"Police are prepared to confront any insecurity in the country and if any incident happens again, we are fully prepared," General Ashtari said in Tehran on Saturday.
He reminded that the police lost two of its forces in the recent unrests and riots in Iran, and added, "Police should keep prepared and the General Staff of Armed Forces, people and officials have acknowledged police's courageous presence in the unrests."
In relevant remarks on Tuesday, Iran's Judiciary Spokesman Gholam Hossein Esmayeeli announced that armed rioters and outlaws wounded and killed a number of people and policemen during the recent unrests after the protest rallies against the gasoline rationing.
"It is confirmed that a considerable number of people have been killed by the outlaws and many officers who were trying to establish order have also been wounded by the weapons of these outlaws too," Esmayeeli told reporters in a press conference in Tehran.
He said arson attacks and plundering the banks and stores and killing of innocent people and police officers were all carried out by the hooligans who were affiliated to the anti-revolutionary and dissident groups and were supported by the foreign spy agencies.
He underlined that the judiciary differentiates between the protestors against the gasoline prices and the outlaws, adding that most of the detained people during the recent unrests have been freed.

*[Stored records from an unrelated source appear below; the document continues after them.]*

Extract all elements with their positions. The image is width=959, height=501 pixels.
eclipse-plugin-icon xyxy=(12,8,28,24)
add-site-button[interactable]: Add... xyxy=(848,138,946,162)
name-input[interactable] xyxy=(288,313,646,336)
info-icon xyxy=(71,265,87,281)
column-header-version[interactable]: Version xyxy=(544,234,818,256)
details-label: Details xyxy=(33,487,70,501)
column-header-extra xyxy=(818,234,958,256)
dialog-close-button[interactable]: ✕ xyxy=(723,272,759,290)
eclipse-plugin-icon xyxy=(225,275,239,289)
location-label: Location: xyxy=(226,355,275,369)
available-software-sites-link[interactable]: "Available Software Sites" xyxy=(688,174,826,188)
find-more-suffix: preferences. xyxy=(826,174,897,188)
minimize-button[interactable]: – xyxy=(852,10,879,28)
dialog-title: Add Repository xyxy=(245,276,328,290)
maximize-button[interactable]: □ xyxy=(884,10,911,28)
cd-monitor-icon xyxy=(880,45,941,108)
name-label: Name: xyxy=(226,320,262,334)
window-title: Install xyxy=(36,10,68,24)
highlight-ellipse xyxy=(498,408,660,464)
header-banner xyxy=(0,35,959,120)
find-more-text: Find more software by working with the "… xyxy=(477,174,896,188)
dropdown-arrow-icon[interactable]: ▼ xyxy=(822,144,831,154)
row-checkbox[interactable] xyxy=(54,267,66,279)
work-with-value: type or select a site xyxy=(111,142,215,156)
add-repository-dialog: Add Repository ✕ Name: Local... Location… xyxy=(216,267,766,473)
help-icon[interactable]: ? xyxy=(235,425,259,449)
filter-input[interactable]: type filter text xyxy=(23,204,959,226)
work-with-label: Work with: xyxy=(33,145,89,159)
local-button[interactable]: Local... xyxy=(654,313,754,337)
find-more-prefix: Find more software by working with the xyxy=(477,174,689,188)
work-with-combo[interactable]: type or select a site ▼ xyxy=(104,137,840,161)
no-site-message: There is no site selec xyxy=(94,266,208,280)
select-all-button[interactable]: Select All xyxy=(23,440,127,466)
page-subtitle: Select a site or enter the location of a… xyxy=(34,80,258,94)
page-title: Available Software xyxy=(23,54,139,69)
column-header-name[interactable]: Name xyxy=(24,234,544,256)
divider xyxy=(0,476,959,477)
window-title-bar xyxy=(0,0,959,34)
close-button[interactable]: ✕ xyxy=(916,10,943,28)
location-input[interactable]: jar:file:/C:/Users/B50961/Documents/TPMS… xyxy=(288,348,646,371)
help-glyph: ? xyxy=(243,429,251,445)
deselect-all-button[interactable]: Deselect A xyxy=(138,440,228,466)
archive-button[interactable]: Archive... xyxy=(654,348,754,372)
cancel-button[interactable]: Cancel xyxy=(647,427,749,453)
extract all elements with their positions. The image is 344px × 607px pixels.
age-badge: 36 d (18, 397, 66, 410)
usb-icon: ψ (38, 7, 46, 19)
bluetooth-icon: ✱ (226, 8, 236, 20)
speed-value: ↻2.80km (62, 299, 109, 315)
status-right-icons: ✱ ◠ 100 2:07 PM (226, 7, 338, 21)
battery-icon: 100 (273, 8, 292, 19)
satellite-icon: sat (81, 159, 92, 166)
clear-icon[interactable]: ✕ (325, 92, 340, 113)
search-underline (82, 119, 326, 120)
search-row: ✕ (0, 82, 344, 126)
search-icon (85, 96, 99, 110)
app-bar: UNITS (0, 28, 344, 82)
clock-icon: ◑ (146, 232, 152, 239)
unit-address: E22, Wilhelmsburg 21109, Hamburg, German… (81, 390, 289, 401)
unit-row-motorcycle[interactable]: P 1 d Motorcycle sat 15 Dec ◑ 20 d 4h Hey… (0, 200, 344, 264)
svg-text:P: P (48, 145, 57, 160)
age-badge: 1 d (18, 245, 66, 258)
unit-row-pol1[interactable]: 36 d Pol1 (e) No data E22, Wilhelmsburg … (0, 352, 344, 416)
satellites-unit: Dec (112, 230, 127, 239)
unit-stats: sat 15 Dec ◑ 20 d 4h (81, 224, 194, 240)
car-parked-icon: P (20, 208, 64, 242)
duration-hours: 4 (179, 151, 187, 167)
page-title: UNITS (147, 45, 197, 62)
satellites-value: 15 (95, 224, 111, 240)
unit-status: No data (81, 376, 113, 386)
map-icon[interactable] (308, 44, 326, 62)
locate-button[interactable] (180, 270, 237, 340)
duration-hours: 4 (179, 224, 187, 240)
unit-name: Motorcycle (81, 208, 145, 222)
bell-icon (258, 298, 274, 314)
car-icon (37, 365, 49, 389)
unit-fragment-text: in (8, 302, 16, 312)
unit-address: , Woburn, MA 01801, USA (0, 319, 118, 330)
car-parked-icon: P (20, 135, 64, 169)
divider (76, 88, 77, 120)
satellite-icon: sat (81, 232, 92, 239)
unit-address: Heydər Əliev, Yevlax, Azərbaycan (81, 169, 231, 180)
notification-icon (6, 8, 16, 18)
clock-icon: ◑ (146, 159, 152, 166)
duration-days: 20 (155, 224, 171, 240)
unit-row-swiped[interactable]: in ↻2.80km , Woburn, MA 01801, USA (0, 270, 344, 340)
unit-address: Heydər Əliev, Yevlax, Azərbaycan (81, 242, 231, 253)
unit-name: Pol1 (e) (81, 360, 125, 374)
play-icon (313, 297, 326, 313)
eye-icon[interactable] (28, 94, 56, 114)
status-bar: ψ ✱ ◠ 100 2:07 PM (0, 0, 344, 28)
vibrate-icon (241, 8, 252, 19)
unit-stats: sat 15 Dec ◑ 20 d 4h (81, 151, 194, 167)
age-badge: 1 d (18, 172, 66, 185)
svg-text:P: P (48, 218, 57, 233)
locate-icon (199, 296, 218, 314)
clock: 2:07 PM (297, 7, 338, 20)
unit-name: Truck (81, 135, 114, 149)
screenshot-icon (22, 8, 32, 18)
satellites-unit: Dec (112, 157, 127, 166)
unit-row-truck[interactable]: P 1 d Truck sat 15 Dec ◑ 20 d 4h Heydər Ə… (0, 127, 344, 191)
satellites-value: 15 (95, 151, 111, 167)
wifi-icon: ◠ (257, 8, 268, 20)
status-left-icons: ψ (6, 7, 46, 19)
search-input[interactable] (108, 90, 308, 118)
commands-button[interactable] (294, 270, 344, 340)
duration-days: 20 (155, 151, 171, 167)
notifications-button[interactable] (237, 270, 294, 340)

On November 15, the government raised Iran’s extremely cheap gas price in order to moderate the national consumption rate, which stands at 110 million liters per day, 40 million liters above the maximum domestic requirement.
The government also announced a number of aid and subsidiary programs to protect vulnerable households from the adverse effects of the measure.
The price reform, required by Iranian legislature and essential as US-imposed sanctions seek to deplete Iran's budgetary resources, had been long delayed due to concerns regarding the move's probable backlash.
The measure's adoption prompted initially peaceful protests, but riotous elements, abusing the situation, quickly entered the scene, destroying public property, setting ablaze banks and gas stations among other facilities, and opening fire on people and security forces.
Intelligence reports and eye-witness accounts showed that the rioters who had taken advantage of public protests against gasoline price hikes to stir chaos in the country were armed with different weapons.